Rawlins-Fernandez discouraged the “perception of having sides” and said she plans to personally address the issue with other members. She said she also believes the current committee structure should be changed and hopes to chair a committee involving policy work due to her being the only council member with a law degree.
“I feel with our diverse backgrounds and work experience, we bring voices that are reflective of the communities we come from,” she said. “I think we will have our own individual perspectives on issues and how we go forward on different proposed bills.”
Molina said he has not made any commitments on the top council leadership position and plans to network with each member heading into the new year. He said he would be open to lead any committee, including the Budget and Finance Committee.
“The biggest thing for me right now is touching bases with everyone and seeing where we agree and to be respectful to everyone,” he said. “It was difficult seeing the trials and tribulations they’ve gone through, but we need to move on and work together.”
Lee said she had not spoken to the newly elected members yet about chairmanship or committees, but she was happy to share her knowledge and experience on the history, duties and responsibilities of various committees. Lee formerly served as chairwoman of the Budget and Housing and Human Services committees.
She also declined to view the council as being divided.
“I see the newly elected council members as a majority of nine,” she said.
Sugimura, who finished her first term on the council, said she hopes to see more unity in her second term.

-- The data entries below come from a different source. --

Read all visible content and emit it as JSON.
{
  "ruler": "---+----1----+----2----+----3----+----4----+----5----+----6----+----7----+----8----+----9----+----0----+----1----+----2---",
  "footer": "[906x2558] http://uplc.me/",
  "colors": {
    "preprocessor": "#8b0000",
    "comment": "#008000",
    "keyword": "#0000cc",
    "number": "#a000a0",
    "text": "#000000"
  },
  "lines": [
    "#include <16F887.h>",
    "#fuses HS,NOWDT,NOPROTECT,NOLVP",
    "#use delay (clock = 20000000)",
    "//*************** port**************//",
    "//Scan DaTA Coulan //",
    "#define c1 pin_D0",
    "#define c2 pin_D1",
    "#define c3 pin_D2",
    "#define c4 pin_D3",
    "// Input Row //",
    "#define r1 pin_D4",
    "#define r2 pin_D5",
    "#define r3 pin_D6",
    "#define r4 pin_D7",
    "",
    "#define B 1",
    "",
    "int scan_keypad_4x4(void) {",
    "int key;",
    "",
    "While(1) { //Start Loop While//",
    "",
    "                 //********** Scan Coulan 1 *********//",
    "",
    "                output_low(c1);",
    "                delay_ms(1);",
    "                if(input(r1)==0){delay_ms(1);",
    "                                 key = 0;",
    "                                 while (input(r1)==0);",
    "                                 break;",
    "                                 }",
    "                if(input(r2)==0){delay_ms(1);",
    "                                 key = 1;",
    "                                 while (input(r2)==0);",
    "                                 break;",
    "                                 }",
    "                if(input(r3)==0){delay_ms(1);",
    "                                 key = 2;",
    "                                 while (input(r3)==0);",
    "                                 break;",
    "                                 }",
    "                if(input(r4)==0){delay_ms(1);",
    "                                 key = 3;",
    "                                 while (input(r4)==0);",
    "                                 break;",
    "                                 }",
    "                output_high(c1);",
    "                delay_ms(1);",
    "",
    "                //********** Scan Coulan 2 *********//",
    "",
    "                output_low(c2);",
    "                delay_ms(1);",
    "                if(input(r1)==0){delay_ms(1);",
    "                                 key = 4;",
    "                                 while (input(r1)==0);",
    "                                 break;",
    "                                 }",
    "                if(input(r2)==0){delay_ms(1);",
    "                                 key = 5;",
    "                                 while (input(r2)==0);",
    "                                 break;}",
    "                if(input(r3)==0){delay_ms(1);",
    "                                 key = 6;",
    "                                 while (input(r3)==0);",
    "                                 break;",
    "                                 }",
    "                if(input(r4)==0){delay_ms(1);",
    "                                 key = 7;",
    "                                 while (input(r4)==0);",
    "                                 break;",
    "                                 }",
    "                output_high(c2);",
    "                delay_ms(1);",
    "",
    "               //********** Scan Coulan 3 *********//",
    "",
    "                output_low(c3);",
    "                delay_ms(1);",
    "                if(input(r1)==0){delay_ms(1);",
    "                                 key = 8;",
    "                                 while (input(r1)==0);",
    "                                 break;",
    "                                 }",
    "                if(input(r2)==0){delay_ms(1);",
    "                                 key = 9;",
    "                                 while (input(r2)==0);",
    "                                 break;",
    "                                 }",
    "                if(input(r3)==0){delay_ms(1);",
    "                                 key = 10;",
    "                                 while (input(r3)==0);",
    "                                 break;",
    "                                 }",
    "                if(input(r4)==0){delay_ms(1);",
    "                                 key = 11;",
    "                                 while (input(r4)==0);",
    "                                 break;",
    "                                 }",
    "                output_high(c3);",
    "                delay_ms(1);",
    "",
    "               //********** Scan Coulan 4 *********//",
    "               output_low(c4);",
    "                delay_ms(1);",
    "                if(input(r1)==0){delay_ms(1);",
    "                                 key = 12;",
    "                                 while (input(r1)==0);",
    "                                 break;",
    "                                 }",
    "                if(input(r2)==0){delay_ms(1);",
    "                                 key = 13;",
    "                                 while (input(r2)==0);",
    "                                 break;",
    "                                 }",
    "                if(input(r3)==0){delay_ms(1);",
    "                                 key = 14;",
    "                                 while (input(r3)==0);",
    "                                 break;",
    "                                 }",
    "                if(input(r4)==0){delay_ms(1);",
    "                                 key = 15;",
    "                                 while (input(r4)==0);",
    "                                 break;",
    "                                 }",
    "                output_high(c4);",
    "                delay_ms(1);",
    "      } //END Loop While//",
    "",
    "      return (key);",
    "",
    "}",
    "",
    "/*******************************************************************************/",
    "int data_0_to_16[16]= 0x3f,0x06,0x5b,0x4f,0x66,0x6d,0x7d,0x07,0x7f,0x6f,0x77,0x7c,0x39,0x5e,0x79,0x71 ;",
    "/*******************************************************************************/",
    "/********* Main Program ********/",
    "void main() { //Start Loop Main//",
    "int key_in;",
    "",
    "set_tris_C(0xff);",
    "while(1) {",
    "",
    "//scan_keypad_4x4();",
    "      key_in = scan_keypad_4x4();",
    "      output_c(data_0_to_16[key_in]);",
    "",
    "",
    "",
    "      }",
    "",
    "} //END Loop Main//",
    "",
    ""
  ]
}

She recalled the division amongst members that began after the 2016 election, when it took 13 1/2 hours to re-elect White as chairman.
“I don’t want to ever see that repeat itself,” she said.
Sugimura also did not reveal her position on council leadership, but she said she believes the new leader needs to “understand processes and procedures and have a way of bringing the council to work together.”
She said she would like to continue her role overseeing the council’s Policy, Economic Development and Agriculture Committee, but she said she’s open to suggestions from other members.
“We’re all in the same canoe, and we need to paddle together for the community,” she said.